Onside Law LLP
642a Kings Road, London
, SW6 2DU
Licenced body
817316
Decision - Sanction
Outcome: Rebuke
Outcome date: 9 May 2024
Published date: 8 July 2024
Firm details
No detail provided:
Outcome details
This outcome was reached by SRA decision.
Decision details
Who does this disciplinary decision relate to?
Onside Law LLP is located at 642a Kings Road, London, SW6 2DU, a regulated body (the firm).
Short summary of decision
We have fined the firm for allowing money to be paid through its client account in circumstances where there was no sufficient underlying regulated activity.
Facts of the misconduct
On 1 November 2022, the firm reported to the SRA that it may have breached the accounts rules in respect of payments made in and out of its client account on one client matter.
In June 2021, the firm had been instructed by a long-standing corporate client to provide advice on the sale of its minority shareholding in another company.
The firm had provided only very limited advice on the transaction.
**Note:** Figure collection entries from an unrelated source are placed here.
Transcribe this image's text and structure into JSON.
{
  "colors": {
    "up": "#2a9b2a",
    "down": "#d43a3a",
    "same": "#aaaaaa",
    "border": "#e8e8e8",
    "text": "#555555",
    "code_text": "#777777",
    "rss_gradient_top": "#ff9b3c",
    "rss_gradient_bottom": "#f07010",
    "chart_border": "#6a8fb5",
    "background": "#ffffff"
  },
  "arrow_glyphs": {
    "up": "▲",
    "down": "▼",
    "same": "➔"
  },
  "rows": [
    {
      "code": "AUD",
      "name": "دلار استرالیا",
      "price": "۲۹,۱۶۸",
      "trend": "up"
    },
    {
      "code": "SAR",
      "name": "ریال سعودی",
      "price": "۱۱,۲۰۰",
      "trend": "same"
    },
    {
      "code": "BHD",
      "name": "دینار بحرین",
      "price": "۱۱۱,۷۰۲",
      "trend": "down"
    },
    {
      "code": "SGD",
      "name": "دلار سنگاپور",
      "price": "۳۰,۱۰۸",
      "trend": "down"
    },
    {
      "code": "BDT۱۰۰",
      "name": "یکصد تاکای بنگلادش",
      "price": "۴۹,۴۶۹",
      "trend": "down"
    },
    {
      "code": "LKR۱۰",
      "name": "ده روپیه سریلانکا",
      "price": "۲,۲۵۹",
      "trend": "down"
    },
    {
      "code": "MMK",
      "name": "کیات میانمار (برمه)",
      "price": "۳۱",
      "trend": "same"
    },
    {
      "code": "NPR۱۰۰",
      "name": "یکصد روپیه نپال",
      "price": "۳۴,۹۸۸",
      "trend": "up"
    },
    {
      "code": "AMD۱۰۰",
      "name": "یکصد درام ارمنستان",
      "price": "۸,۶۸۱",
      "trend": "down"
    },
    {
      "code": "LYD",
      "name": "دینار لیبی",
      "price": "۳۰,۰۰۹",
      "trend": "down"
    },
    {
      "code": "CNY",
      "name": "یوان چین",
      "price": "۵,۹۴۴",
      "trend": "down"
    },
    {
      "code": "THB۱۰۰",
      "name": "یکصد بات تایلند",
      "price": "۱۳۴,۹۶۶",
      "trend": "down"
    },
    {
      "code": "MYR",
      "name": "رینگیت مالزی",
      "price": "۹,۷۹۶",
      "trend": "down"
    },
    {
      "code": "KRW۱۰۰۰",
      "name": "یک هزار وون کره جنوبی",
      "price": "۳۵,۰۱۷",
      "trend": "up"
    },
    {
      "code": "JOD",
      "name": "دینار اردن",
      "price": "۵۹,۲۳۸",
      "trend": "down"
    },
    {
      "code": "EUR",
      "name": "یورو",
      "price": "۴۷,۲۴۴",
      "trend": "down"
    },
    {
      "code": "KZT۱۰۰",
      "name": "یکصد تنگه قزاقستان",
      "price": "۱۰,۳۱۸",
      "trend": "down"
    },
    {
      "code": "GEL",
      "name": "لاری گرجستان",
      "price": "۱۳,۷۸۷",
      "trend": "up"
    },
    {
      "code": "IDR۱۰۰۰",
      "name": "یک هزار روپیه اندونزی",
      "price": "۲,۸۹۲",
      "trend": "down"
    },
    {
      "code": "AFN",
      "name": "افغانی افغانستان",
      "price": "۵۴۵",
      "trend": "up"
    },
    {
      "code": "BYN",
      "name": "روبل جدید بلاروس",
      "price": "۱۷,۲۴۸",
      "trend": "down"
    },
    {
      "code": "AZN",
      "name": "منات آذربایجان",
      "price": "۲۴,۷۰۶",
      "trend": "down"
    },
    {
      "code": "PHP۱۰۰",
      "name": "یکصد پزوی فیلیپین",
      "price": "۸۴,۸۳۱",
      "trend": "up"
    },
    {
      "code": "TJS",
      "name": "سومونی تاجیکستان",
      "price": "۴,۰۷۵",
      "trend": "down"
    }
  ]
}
Despite this, it had received and paid out $4,137,247.13 through its client account.
The firm had subsequently become aware that some of this money did not belong to its client but had been received for and paid out to a third party (for whom it did not act).
It was found that:
- On 9 July 2021, the firm accepted $4,137,247.13 into its client account when there was no sufficient underlying regulated activity.
- On 22 July 2021, the firm paid $400,000 from its client account to a third party who was not a client of the firm.
- Between 14 July 2021 and 22 July 2021, the firm paid $3,737,247.13 out of its client account in circumstances where there was no sufficient underlying regulated activity.
- In doing so, the firm breached rule 3.3. of the SRA Accounts Rules 2019 and Principle 2 of the SRA Principles 2019.
Decision on sanction
The firm was directed to pay a financial penalty of £36,517 and ordered to pay costs of £600.
It was decided that a financial penalty was an appropriate and proportionate sanction.
This was because, by reference to the factors in the SRA Enforcement Strategy:
- The findings were of greater than moderate seriousness. While there may have been an argument for agreeing to act for a long-standing client at first, by the time the money was paid into the firm’s client account it was apparent that very little work had been done.
- The firm’s conduct involved breaches of principles and rules which were designed to mitigate misuse of the client account and encourage and protect the trust in the profession. This conduct, inherently, has the potential to cause harm, whether or not such harm occurred in this specific context or not.
- Any lesser sanction would not provide a credible deterrent to the firm, and others. A credible deterrent plays a key role in maintaining professional standards and upholding public confidence.
In mitigation, there was no evidence of lasting harm to consumers or third parties and there was no allegation that the firm or any of its members had acted dishonestly or without integrity.
In view of the above, the firm’s conduct was placed in conduct band B which has a financial penalty bracket of between 0.4% and 1.2%. Its conduct was placed in the middle of this bracket given:
Aggravating factors
- The misconduct involved the misuse of the client account
- Mitigating factors
- This was an isolated incident
- The firm had expressed insight.
- No vulnerable clients were involved or put at risk.
The financial penalty was reduced by 30% in recognition of the fact that the firm had self-reported the conduct to the SRA, co-operated with the investigation and made some admissions in respect of the allegations.
SRA Accounts Rules 2019
Rule 3.3 You must not use a client account to provide banking facilities to clients or third parties. Payments into, and transfers or withdrawals from a client account must be in respect of the delivery by you of regulated services.